紗村賢治は、乱暴な起こされ方にイライラしていた。
「普通に起こせ年増ァ!それと人を勝手に雑用扱いしてンじゃねェ、いい迷惑だクソが!」
「うるせぇ!育て親からの言うことは素直に聞くもんだぞ賢治ぃ?将来親孝行する分を今使っておくのが賢いやり方だと思わねぇのか!」
「どうせねェ話にするのがオチだろーが年増ァ!」
サラは賢治を無視して話を続ける。
「くさいっつってもあれだ、腐乱臭だなありゃ・・・。面倒そうだし任せるわぁー」
「もう俺が請け負うこと前提かよ。まだオッケーしてねェよアホ」
サラはそのセリフを待ってましたとでも言いたげにニヤリとにやけた。
「場所は“あの”幽霊屋敷だ」
一瞬。
賢治の思考がピシリと止まる。
幽霊屋敷と呼ばれるその建物は、見るからにもう誰も住んでいないような、24時間常に生き物という生き物一匹もいないような、とにかくしんとした気味の悪いスポットとしてトンプソン王国では有名だった。

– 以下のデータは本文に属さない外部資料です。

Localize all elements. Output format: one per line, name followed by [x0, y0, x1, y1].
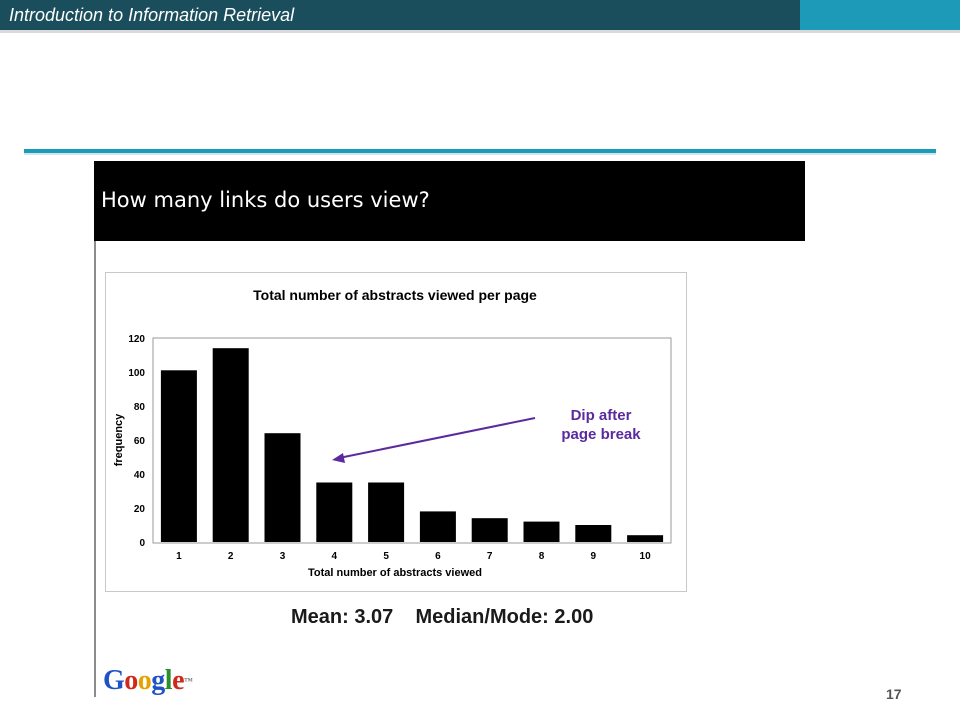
x-tick-label: 5 [383, 551, 389, 562]
figure-banner: How many links do users view? [94, 161, 805, 241]
figure-left-rule [94, 241, 96, 697]
bar-7 [471, 518, 508, 542]
page-number: 17 [886, 686, 902, 702]
median-mode-stat: Median/Mode: 2.00 [415, 606, 594, 628]
x-tick-label: 4 [332, 551, 338, 562]
x-tick-label: 10 [640, 551, 652, 562]
bar-8 [523, 521, 560, 542]
y-tick-label: 60 [134, 436, 146, 447]
x-tick-label: 6 [435, 551, 441, 562]
x-axis-ticks: 1 2 3 4 5 6 7 8 9 10 [176, 551, 651, 562]
y-axis-label: frequency [113, 413, 125, 466]
figure-banner-title: How many links do users view? [101, 188, 430, 212]
x-tick-label: 7 [487, 551, 493, 562]
y-tick-label: 120 [128, 334, 145, 345]
bar-2 [212, 348, 249, 542]
bar-10 [627, 535, 664, 542]
bar-6 [419, 511, 456, 542]
google-logo: Google™ [103, 665, 193, 696]
bar-3 [264, 433, 301, 542]
x-tick-label: 3 [280, 551, 286, 562]
course-title: Introduction to Information Retrieval [9, 5, 295, 25]
bar-4 [316, 482, 353, 542]
title-divider-shadow [24, 153, 936, 155]
x-tick-label: 2 [228, 551, 234, 562]
annotation-line-1: Dip after [571, 407, 632, 424]
bar-5 [368, 482, 405, 542]
bar-9 [575, 525, 612, 542]
y-axis-ticks: 0 20 40 60 80 100 120 [128, 334, 145, 549]
bars [160, 348, 664, 542]
bar-chart: Total number of abstracts viewed per pag… [113, 287, 672, 579]
mean-stat: Mean: 3.07 [291, 606, 394, 628]
y-tick-label: 20 [134, 504, 146, 515]
summary-stats: Mean: 3.07 Median/Mode: 2.00 [291, 606, 593, 629]
stats-gap [393, 606, 415, 628]
x-axis-label: Total number of abstracts viewed [308, 567, 482, 579]
y-tick-label: 0 [139, 538, 145, 549]
header-underline [0, 30, 960, 33]
x-tick-label: 8 [539, 551, 545, 562]
y-tick-label: 100 [128, 368, 145, 379]
annotation-arrowhead [332, 453, 345, 463]
x-tick-label: 9 [591, 551, 597, 562]
annotation-line-2: page break [561, 426, 641, 443]
header-accent-bar [800, 0, 960, 30]
y-tick-label: 80 [134, 402, 146, 413]
y-tick-label: 40 [134, 470, 146, 481]
x-tick-label: 1 [176, 551, 182, 562]
bar-1 [160, 370, 197, 542]
annotation-arrow [338, 417, 536, 459]
chart-title: Total number of abstracts viewed per pag… [253, 287, 537, 303]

今までそれ以上の進展した話が何も無かったにも関わらず、今さらになって腐乱臭がするとサラが言っているではないか。
気味の悪さを感じながらも、賢治は首を縦に振っていた。
「・・・請け負った。見てきてやらァ・・・この目でな」
どうも、鈴が攫われた時の一件―――、奇妙な記憶が頭に流れ込んだ時のような奇妙さを感じとったからだった。
今回の一件も、姿を消した鈴へ繋がる何かだと信じて。